In `@src/openhuman/tinyagents/observability.rs`:
- Around line 265-290: The overflow path in send() can reorder AgentProgress
events because each TrySendError::Full case spawns an independent task and
awaits tx.send(progress) out of sequence. Update the observability flow around
send() and spawn_progress_bridge so backpressure is handled by a single ordered
forwarder/queue rather than per-event spawned sends, preserving the original
progress order for text and tool updates.

In `@src/openhuman/tinyagents/steering_forwarder.rs`:
- Around line 225-298: Residual drained messages lose their original queue mode
because the requeue path in steering_forwarder.rs strips both STEER_PREFIX and
COLLECT_PREFIX but always pushes recovered texts back through RunQueue::push
with QueueMode::Steer.
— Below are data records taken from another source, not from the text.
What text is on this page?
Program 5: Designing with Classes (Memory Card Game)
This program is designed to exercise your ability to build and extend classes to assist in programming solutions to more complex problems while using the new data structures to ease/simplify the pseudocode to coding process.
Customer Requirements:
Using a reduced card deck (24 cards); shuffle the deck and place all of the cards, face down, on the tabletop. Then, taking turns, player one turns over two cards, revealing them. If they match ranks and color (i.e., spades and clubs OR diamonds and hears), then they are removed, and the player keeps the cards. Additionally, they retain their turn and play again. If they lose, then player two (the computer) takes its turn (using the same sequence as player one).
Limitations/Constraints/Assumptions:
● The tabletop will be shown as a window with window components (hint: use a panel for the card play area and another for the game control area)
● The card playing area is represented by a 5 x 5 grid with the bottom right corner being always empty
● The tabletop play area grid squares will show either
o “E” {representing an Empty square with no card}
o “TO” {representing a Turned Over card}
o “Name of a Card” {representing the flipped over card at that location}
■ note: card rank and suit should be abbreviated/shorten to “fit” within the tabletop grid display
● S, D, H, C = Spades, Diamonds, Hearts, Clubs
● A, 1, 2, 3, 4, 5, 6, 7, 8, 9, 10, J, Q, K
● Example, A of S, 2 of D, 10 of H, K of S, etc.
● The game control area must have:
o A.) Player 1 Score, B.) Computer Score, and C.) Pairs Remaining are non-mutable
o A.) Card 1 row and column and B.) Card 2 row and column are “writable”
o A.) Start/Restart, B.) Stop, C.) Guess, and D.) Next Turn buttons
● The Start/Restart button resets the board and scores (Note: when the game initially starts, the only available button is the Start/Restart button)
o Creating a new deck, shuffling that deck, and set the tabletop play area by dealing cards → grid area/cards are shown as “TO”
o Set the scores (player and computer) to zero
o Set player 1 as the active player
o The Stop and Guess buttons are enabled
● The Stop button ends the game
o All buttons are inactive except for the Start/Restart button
Update the drain/requeue flow around handle.drain(),
requeue_texts, and the detached rt.spawn block to preserve the matched prefix’s
mode and pass that mode through when constructing QueuedMessage, so collect
context is requeued as QueueMode::Collect instead of being mislabeled as steer.

In `@src/openhuman/tools/impl/filesystem/update_memory_md.rs`:
- Around line 55-85: The atomic_write helper in update_memory_md leaves behind a
temp file when tokio::fs::write fails before the rename step. Update
atomic_write to perform best-effort cleanup of tmp_path on the initial write
error as well as in the rename failure branch, so any partially written
.{file}.{pid}.{seq}.tmp is removed regardless of which filesystem operation
fails.
- Around line 15-46: The current workspace write guard in workspace_write_lock
and WORKSPACE_WRITE_LOCKS only prevents races within one process, so concurrent
cron runs can still overwrite MEMORY.md/SKILL.md during update_memory_md.
Replace or augment the in-process mutex with an inter-process locking mechanism
around the read-modify-write flow in update_memory_md so separate
tokio::process::Command invocations contend on the same workspace lock and
serialize writes across processes.

---

Outside diff comments:
In `@src/openhuman/channels/providers/web/progress_bridge.rs`:
- Around line 416-426: The live ToolCallCompleted failure payload is being
serialized from ClassifiedFailure with snake_case field names, while the
persisted/reloaded path uses PersistedToolFailure with camelCase names. Update
the failure handling in progress_bridge.rs so the UI and ledger use the same
shape as the persisted data, either by routing the live serialization through
PersistedToolFailure or by adding matching serde rename annotations on
ClassifiedFailure; make the same adjustment in the subagent completion path if
it uses the same failure payload.

---

Nitpick comments:
In `@src/bin/harness_subagent_audit.rs`:
- Around line 579-610: The SubagentToolCallCompleted branch in
harness_subagent_audit.rs is dropping the newly added failure diagnostics, so
update the handler to log and record the failure field alongside tool_name,
success, and elapsed_ms. Use the AgentProgress::SubagentToolCallCompleted match
arm and the SubagentToolCompletedEvent push to surface failure.class and
cause_plain when success is false, keeping the audit output consistent with the
rest of the diagnostics in this handler.

In `@src/openhuman/agent/harness/archivist/recap.rs`:
- Around line 71-79: The doc comment on the recap helper still references the
removed live-prompt “rolling recap → compaction” caller pattern, which is now
stale. Update the documentation on the recap function in recap.rs to remove that
obsolete wording and describe only the remaining finalize/fallback behavior, so
the comments match the current API and no longer mention the deleted
rolling_segment_recap path.

🪄 Autofix (Beta)

Fix all unresolved CodeRabbit comments on this PR:

Push a commit to this branch (recommended)
Create a new PR with the fixes

ℹ️ Review info

⚙️ Run configuration

Configuration used: Organization UI

Review profile: CHILL

Plan: Pro

Run ID: 43fb4bad-d9d4-40d5-b9b7-843a1f216bb1

📥 Commits

Reviewing files that changed from the base of the PR and between 760e5cb and 277f6f6.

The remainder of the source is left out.